I have been trying out magnet therapy for my stiff neck. It’s supposed to be very effective for inflammation, and, so far it’s proving to be quite effective. Yesterday, while I was in the process of making dinner with a particularly sharp knife, my ‘phone rang. As I put the ‘phone to my ear, the knife sprang vigourously out of my hand, and onto the magnet on my neck, stabbing me the process. So, although the inflammation in my neck is quite a bit better, I’m now dealing with a minor stab wound.
I’m not really fit to be let loose in public: I keep accosting people I don’t know, and blanking people I do. I’m obviously not the only one to find masked faces a challenge though, because the doctor that jabbed me last week asked if I’d been on the operating bloc recently, as I ‘looked very familiar’. I know I’m a bit vague, but I think I’d remember being operated on so recently… I would, wouldn’t I?

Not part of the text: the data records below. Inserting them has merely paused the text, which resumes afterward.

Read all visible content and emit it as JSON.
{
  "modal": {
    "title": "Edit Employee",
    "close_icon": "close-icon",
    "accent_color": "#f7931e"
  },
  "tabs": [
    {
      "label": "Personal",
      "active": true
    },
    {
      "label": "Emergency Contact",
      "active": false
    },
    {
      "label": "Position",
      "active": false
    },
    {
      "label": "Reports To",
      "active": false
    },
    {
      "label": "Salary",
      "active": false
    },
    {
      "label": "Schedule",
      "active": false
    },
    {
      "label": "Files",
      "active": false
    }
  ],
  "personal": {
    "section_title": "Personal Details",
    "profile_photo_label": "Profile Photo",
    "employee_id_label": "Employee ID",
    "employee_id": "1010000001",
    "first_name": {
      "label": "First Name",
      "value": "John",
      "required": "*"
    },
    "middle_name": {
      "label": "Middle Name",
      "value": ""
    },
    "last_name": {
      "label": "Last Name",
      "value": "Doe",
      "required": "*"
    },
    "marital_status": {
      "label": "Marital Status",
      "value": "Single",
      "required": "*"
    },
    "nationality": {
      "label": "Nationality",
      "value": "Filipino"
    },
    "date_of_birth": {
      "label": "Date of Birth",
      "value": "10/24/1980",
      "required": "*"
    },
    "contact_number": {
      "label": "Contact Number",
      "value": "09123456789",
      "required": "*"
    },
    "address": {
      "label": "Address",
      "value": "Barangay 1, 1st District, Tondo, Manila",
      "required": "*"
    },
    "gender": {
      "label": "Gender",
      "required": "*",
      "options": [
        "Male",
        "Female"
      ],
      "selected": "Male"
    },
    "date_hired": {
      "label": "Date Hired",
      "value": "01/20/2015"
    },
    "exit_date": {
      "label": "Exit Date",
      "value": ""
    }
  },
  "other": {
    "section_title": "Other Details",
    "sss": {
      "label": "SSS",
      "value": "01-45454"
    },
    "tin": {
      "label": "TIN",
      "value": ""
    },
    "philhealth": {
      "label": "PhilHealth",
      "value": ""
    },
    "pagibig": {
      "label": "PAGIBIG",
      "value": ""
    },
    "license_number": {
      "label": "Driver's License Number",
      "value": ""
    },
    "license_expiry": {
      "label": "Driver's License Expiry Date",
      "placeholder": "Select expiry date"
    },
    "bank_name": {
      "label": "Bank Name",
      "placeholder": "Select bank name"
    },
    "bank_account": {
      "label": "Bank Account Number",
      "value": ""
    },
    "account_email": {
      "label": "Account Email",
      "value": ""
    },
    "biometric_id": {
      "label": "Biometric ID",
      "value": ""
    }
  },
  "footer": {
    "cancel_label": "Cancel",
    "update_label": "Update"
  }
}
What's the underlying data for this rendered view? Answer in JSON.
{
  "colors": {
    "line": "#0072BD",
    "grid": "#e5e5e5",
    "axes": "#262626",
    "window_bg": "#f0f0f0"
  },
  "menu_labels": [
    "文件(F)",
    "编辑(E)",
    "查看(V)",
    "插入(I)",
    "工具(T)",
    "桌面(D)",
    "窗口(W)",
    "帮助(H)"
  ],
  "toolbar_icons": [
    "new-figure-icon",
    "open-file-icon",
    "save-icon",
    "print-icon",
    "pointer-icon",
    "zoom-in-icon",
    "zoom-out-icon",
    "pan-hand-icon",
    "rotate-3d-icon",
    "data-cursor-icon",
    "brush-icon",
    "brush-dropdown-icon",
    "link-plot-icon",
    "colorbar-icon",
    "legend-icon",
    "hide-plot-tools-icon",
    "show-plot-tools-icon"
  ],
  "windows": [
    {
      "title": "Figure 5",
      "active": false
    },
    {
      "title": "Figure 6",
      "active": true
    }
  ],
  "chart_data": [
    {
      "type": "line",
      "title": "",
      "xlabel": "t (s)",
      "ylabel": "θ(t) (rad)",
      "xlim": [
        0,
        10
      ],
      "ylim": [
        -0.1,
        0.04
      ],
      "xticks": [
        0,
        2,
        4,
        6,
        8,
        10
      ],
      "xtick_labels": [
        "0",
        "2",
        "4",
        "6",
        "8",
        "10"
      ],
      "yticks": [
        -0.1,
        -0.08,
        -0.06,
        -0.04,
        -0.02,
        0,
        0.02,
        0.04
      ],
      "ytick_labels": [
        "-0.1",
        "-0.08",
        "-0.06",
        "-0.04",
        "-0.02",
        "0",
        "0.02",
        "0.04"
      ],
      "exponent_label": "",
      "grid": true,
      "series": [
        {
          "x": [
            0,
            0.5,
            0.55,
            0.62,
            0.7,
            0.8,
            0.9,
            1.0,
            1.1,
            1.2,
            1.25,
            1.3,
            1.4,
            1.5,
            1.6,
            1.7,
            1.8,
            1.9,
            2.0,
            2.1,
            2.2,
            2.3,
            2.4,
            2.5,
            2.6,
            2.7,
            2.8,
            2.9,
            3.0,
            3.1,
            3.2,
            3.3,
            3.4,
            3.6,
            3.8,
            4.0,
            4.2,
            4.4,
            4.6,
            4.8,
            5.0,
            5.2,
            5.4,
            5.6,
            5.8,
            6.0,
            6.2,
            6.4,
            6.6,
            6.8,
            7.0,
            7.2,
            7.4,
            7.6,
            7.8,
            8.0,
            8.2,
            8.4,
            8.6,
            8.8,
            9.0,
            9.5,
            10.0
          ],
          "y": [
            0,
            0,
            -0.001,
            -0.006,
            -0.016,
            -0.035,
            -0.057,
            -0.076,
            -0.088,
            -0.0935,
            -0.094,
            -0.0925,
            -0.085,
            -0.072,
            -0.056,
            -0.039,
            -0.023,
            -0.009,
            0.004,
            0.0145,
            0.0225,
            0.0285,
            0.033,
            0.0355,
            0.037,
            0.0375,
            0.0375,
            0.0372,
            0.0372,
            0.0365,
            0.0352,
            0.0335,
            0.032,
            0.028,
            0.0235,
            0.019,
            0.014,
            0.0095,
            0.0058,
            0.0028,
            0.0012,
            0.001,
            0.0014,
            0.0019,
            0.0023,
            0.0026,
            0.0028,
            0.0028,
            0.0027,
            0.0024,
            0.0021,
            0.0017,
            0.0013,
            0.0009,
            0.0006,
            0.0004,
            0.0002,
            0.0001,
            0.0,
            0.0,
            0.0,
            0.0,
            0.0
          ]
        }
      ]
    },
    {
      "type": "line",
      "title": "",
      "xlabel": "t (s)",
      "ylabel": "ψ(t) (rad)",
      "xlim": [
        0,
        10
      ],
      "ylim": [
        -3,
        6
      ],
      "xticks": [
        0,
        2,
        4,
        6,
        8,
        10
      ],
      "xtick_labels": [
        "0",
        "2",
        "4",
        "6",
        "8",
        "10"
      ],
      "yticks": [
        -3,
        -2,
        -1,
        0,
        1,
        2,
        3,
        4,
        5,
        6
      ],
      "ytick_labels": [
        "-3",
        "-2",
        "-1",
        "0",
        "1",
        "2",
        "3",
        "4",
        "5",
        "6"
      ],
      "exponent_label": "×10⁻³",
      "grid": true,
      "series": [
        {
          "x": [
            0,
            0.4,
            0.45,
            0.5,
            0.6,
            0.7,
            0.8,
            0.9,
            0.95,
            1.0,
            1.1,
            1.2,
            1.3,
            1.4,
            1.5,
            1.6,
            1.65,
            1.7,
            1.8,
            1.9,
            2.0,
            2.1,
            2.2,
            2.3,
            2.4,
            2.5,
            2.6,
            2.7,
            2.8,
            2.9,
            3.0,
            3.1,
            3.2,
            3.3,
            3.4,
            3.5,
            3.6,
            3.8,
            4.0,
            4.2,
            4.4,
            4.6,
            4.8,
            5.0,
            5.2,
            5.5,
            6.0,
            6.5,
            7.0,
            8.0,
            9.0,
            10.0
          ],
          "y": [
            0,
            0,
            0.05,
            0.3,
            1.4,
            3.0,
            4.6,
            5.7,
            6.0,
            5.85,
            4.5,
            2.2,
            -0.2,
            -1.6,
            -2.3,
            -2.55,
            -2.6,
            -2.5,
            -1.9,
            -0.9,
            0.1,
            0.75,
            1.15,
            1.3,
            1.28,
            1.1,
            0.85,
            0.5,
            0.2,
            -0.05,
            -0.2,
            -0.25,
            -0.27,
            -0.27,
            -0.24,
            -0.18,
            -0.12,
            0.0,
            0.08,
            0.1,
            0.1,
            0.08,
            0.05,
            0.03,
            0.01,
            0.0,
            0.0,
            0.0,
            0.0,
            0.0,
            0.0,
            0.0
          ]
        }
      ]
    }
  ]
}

A friend who visited recently made this for us during her stay. I loved it so much, I’ve made it quite a few times since.
Walnuts are full of vitamins and minerals, and are an especially rich source of Omega 3. They are a good source of copper, folic acid, phosphorus, vitamin B6, manganese and vitamin E.
Walnuts are also a rich source of phytosterols and antioxidants which help decrease inflammation. Consuming walnuts can enrich the gut microbiome, increasing good bacteria.
Recipe for French walnut tart (serves 6)
- 150g butter
- 270g flour (I used einkorn flour)
- 1 pinch of salt
- 225g walnuts
- 2 eggs
- 20cl fresh cream
- Drop of vanilla essence
- 100g cane sugar
- 1/2 teaspoon cinnamon, ginger and cardamon
Preheat the oven to 180°C.
To make the pastry, begin by cutting the butter into small cubes. Sift the flours and a pinch of salt together into in a mixing bowl, also adding the cubes of butter. Rub in and blend by hand until the mixture becomes crumbly. Add the cold water, mixing rapidly with a spoon. Remove the mixture from the bowl onto a lightly floured surface. Knead until you obtain a ball of pastry (if the mixture isn’t ‘sticky’ enough to form a ball, you may need a drop more water). Wrap in a clean cotton tea towel or some cling film and leave to ‘rest’ in the fridge for about two hours. This relaxes the dough and makes it easier to use.
For the filling, crush the walnuts and set aside. Beat the eggs, adding the cream, vanilla, and sugar and spices, mixing well. Add the crushed nuts and pour the mixture into the prepared pastry case. Bake at 180°C for 35 minutes. Delicious hot or cold.